According to The Wall Street Journal , President Biden and Prime Minister Johnson met before the annual Group of Seven (G7) meeting and agreed in principle to a wide-ranging “Atlantic Charter” that would open the U.S.-UK air travel corridor.

The two leaders are expected to announce their reopening plans on Thursday, as well as unveil a joint task force with the goal of reopening travel between the two nations as soon as possible now that COVID-19 vaccines have brought the number of cases down.

Earlier this week ahead of the G7 summit, the chief executives from the top airlines offering passenger services between the U.S. and UK met to push for the reopening of the U.S. and UK travel corridor.

In response, U.S. Travel Association CEO Roger Dow issued a statement on the efforts both leaders are making to reopen travel between their two countries as soon as possible.

“Opening a U.S.-U.K. travel corridor is a smart, science-based step to take for both countries’ economic recoveries, and now is the critical time to take it,” Dow said. “The U.S. and the U.K. both have among the world’s leading records on vaccinations and declining infections, the U.K. is our top overseas travel market, and the two governments enjoy a close relationship.”

“With abundant evidence that travel is safe with layered health measures in place—and a clear economic need to reopen international travel—moving to reduce travel restrictions between the two countries is the perfect place to start,” Dow continued.

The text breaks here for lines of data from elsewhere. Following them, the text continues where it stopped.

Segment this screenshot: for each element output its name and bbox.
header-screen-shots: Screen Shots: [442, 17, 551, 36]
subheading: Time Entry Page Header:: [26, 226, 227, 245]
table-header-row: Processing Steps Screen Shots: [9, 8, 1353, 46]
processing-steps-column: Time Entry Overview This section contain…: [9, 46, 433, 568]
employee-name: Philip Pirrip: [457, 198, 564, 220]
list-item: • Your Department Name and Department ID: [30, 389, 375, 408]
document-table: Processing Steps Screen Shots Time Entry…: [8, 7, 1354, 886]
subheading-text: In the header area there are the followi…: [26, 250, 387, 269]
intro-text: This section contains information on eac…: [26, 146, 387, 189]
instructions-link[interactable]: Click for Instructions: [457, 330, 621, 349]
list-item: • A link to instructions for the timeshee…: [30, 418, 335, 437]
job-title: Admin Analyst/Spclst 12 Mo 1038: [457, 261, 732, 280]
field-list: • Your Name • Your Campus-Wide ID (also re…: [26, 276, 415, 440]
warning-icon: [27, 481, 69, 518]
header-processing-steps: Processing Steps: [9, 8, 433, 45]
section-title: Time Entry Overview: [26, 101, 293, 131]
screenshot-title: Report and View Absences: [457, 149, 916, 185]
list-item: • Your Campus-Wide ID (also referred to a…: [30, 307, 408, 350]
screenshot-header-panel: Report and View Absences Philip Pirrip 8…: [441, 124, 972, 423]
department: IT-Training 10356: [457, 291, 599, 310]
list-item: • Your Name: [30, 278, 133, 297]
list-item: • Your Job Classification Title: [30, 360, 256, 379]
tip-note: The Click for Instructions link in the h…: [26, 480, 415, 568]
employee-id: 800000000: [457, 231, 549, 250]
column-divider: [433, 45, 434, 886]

World Travel and Tourism Council (WTTC) Senior Vice President Virginia Messina also released a statement about the possible restart of travel between the nations.

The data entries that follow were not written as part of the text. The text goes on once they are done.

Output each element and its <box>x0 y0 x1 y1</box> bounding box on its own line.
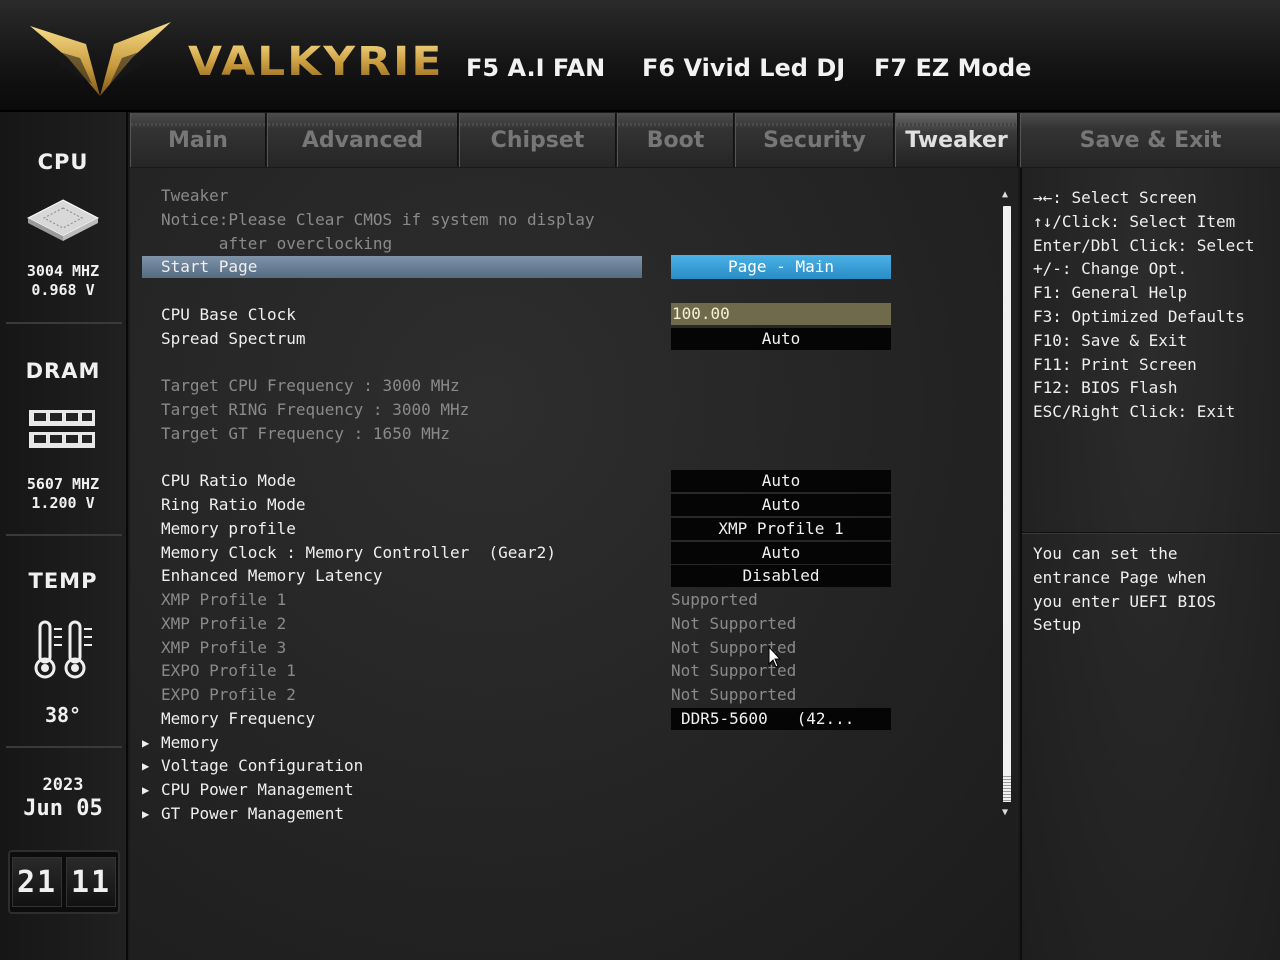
target-gt-frequency: Target GT Frequency : 1650 MHz <box>161 424 450 443</box>
submenu-arrow-icon: ▶ <box>142 759 150 773</box>
tab-main[interactable]: Main <box>130 113 266 167</box>
help-change-opt: +/-: Change Opt. <box>1033 259 1188 279</box>
cpu-ratio-mode-label: CPU Ratio Mode <box>161 471 296 490</box>
expo-profile-2-label: EXPO Profile 2 <box>161 685 296 704</box>
help-save-exit: F10: Save & Exit <box>1033 330 1188 350</box>
cpu-base-clock-input[interactable]: 100.00 <box>671 303 891 325</box>
thermometer-icon <box>34 620 92 679</box>
item-description-line: You can set the <box>1033 544 1178 563</box>
sidebar-divider <box>6 746 122 748</box>
temp-title: TEMP <box>28 569 98 593</box>
sidebar-divider <box>6 534 122 536</box>
hotkey-ai-fan[interactable]: F5 A.I FAN <box>466 54 605 82</box>
memory-clock-label: Memory Clock : Memory Controller (Gear2) <box>161 543 556 562</box>
cpu-chip-icon <box>26 199 100 241</box>
scroll-up-icon[interactable]: ▲ <box>1002 190 1012 200</box>
help-enter-select: Enter/Dbl Click: Select <box>1033 235 1255 255</box>
memory-frequency-select[interactable]: DDR5-5600 (42... <box>671 708 891 730</box>
submenu-gt-power-management[interactable]: GT Power Management <box>161 804 344 824</box>
target-ring-frequency: Target RING Frequency : 3000 MHz <box>161 400 470 419</box>
dram-frequency: 5607 MHZ <box>26 475 100 493</box>
tab-advanced[interactable]: Advanced <box>267 113 458 167</box>
date-month-day: Jun 05 <box>23 796 103 821</box>
item-description-line: entrance Page when <box>1033 567 1207 587</box>
target-cpu-frequency: Target CPU Frequency : 3000 MHz <box>161 376 460 395</box>
help-general-help: F1: General Help <box>1033 283 1188 303</box>
hotkey-vivid-led-dj[interactable]: F6 Vivid Led DJ <box>642 54 845 82</box>
enhanced-memory-latency-select[interactable]: Disabled <box>671 565 891 587</box>
notice-text: Notice:Please Clear CMOS if system no di… <box>161 210 595 229</box>
spread-spectrum-label: Spread Spectrum <box>161 329 306 348</box>
sidebar-divider <box>6 322 122 324</box>
submenu-arrow-icon: ▶ <box>142 736 150 750</box>
help-bios-flash: F12: BIOS Flash <box>1033 378 1178 398</box>
scrollbar-track[interactable] <box>1003 206 1011 802</box>
flip-clock: 21 11 <box>8 850 120 914</box>
start-page-select[interactable]: Page - Main <box>671 255 891 279</box>
submenu-voltage-configuration[interactable]: Voltage Configuration <box>161 756 363 776</box>
cpu-base-clock-label: CPU Base Clock <box>161 305 296 324</box>
tab-security[interactable]: Security <box>735 113 894 167</box>
clock-hours: 21 <box>12 857 62 907</box>
scrollbar-grip[interactable] <box>1003 776 1011 802</box>
settings-panel: Tweaker Notice:Please Clear CMOS if syst… <box>130 168 1018 960</box>
scroll-down-icon[interactable]: ▼ <box>1002 808 1012 818</box>
help-select-screen: →←: Select Screen <box>1033 188 1197 207</box>
help-optimized-defaults: F3: Optimized Defaults <box>1033 307 1245 326</box>
mouse-cursor-icon <box>768 646 782 668</box>
item-description-line: Setup <box>1033 615 1082 635</box>
xmp-profile-2-label: XMP Profile 2 <box>161 614 287 633</box>
expo-profile-2-status: Not Supported <box>671 685 797 704</box>
spread-spectrum-select[interactable]: Auto <box>671 328 891 350</box>
memory-clock-select[interactable]: Auto <box>671 542 891 564</box>
tab-tweaker[interactable]: Tweaker <box>895 113 1018 167</box>
memory-frequency-label: Memory Frequency <box>161 709 316 728</box>
header-bar: VALKYRIE F5 A.I FAN F6 Vivid Led DJ F7 E… <box>0 0 1280 112</box>
enhanced-memory-latency-label: Enhanced Memory Latency <box>161 566 383 585</box>
cpu-voltage: 0.968 V <box>31 281 95 299</box>
dram-module-icon <box>29 410 95 448</box>
vertical-scrollbar[interactable]: ▲ ▼ <box>1002 190 1012 822</box>
date-year: 2023 <box>42 775 84 795</box>
cpu-ratio-mode-select[interactable]: Auto <box>671 470 891 492</box>
tab-bar: Main Advanced Chipset Boot Security Twea… <box>130 113 1018 167</box>
status-sidebar: CPU 3004 MHZ 0.968 V DRAM 5607 MHZ 1.200… <box>0 112 128 960</box>
cpu-frequency: 3004 MHZ <box>26 262 100 280</box>
tab-chipset[interactable]: Chipset <box>459 113 616 167</box>
memory-profile-select[interactable]: XMP Profile 1 <box>671 518 891 540</box>
submenu-arrow-icon: ▶ <box>142 807 150 821</box>
xmp-profile-3-label: XMP Profile 3 <box>161 638 287 657</box>
dram-voltage: 1.200 V <box>31 494 95 512</box>
tab-save-exit[interactable]: Save & Exit <box>1020 113 1280 167</box>
help-exit: ESC/Right Click: Exit <box>1033 402 1236 422</box>
submenu-cpu-power-management[interactable]: CPU Power Management <box>161 780 354 800</box>
ring-ratio-mode-label: Ring Ratio Mode <box>161 495 306 514</box>
notice-text-cont: after overclocking <box>161 234 393 253</box>
brand-logo-text: VALKYRIE <box>188 38 444 85</box>
xmp-profile-1-status: Supported <box>671 590 758 609</box>
xmp-profile-1-label: XMP Profile 1 <box>161 590 287 609</box>
help-panel: →←: Select Screen ↑↓/Click: Select Item … <box>1020 168 1280 960</box>
xmp-profile-2-status: Not Supported <box>671 614 797 633</box>
clock-minutes: 11 <box>66 857 116 907</box>
expo-profile-1-label: EXPO Profile 1 <box>161 661 296 680</box>
hotkey-ez-mode[interactable]: F7 EZ Mode <box>874 54 1031 82</box>
valkyrie-wings-logo <box>30 22 171 96</box>
item-description-line: you enter UEFI BIOS <box>1033 591 1217 611</box>
submenu-arrow-icon: ▶ <box>142 783 150 797</box>
memory-profile-label: Memory profile <box>161 519 296 538</box>
tab-boot[interactable]: Boot <box>617 113 734 167</box>
help-print-screen: F11: Print Screen <box>1033 354 1197 374</box>
submenu-memory[interactable]: Memory <box>161 733 219 753</box>
start-page-label[interactable]: Start Page <box>161 257 257 277</box>
ring-ratio-mode-select[interactable]: Auto <box>671 494 891 516</box>
temperature-value: 38° <box>44 703 82 727</box>
help-divider <box>1022 532 1280 534</box>
section-title: Tweaker <box>161 186 229 205</box>
cpu-title: CPU <box>37 150 89 174</box>
help-select-item: ↑↓/Click: Select Item <box>1033 211 1236 231</box>
dram-title: DRAM <box>25 359 101 383</box>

“Whilst we welcome the news of a taskforce aimed at safely reopening travel between the UK and the US, unless we have a clear timeline and unlock transatlantic travel by 4 July at the latest, we will continue to see jobs lost and businesses go under,” Messina said.

“Nearly half of all adults in both countries are fully jabbed and could travel seamlessly straight away, enabling airlines and the wider travel sector to recover quickly,” Messina continued. “Those not vaccinated should be allowed to travel with negative test proof.”